Também Fernando Alexandre chegou a ensaiar uma atribuição de culpas aos docentes, mas vendo a perplexidade da opinião pública ante tal, o ministro da Educação foi obrigado a pedir «desculpa» aos professores pelas falhas e reiterou que seria feita uma auditoria para apurar responsabilidades.
Eis, então, que esta semana o gabinete de Fernando Alexandre informou que «o ministro da Educação, Ciência e Inovação determinou hoje à Inspecção-Geral da Educação e Ciência a abertura de um inquérito sobre irregularidades praticadas por escolas, públicas e privadas, no âmbito dos exames finais nacionais do ensino secundário de 2026».

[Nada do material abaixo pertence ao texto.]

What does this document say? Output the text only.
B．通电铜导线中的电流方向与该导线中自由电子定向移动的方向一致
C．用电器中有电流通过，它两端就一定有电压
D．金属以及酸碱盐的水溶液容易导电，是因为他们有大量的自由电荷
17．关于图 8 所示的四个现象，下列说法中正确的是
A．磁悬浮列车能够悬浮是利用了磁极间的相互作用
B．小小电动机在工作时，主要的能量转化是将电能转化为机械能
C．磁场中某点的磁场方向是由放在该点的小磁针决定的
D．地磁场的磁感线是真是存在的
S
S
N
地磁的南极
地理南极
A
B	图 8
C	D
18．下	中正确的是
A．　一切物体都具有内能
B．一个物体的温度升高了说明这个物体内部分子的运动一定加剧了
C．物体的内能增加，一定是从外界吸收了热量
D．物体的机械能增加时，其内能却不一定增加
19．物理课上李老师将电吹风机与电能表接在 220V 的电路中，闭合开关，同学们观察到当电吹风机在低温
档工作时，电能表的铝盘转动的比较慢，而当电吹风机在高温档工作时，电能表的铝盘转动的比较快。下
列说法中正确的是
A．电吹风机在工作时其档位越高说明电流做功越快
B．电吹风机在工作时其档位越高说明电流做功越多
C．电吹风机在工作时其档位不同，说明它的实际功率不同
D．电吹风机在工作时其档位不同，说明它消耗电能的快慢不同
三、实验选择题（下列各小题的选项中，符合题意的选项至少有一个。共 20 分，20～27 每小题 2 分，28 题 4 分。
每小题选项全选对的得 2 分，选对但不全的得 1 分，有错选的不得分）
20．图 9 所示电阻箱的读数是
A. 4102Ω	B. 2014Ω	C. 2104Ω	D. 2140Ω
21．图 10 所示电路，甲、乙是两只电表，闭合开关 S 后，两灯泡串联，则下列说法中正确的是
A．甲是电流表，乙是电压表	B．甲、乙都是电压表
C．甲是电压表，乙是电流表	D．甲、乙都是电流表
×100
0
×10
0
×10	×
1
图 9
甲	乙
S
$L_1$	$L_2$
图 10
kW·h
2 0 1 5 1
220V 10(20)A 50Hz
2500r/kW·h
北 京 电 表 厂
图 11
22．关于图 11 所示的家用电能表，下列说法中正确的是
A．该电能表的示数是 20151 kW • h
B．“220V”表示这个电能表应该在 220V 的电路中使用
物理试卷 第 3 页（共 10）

Segundo o apurado, em causa estão situações em que as escolas enviaram para classificação remessas de provas já depois da recolha formal e entrega pelas forças de segurança, sendo que a Inspecção-Geral da Educação e Ciência deverá também averiguar os atrasos no envio de pedidos de reapreciação de exames realizados na 1.ª fase.
Fernando Alexandre prepara-se para, deste modo, colocar nos docentes a responsabilidade do caos gerado pelas suas opções políticas no processo de correcção dos exames. À TSF, a Fenprof afirma que «o ministro está, outra vez, a tentar procurar fugir às suas responsabilidades, é uma medida que resulta de decisões e falhas da própria tutela. Abrir inquéritos é uma forma de desviar a atenção do caos que marcou este processo, que é, talvez, um dos maiores problemas que o sistema educativo teve nas últimas décadas».
A verdade é que com o inquérito que será realizado, o Governo pode tentar fugir a uma Comissão Parlamentar de Inquérito (CPI), alegando que está a procurar entender a fonte dos problemas. A este propósito, ante a proposta do BE, o PCP disse já não se opor à realização de uma CPI se esta for no sentido de apurar as reais responsabilidades políticas.
Um dos problemas pode estar no PS que apresenta diversas condicionantes para o apuramento de responsabilidades em sede de CPI. Em Julho, José Luís Carneiro disse que o seu não afastava a possibilidade de viabilizar uma Comissão de Inquérito, mas que iria esperar pelas explicações adicionais do ministro da Educação. Já esta semana, o PS pediu ao Governo toda a documentação que suportou a decisão de digitalização da correcção dos Exames Nacionais, não mencionando outras formas de escrutínio.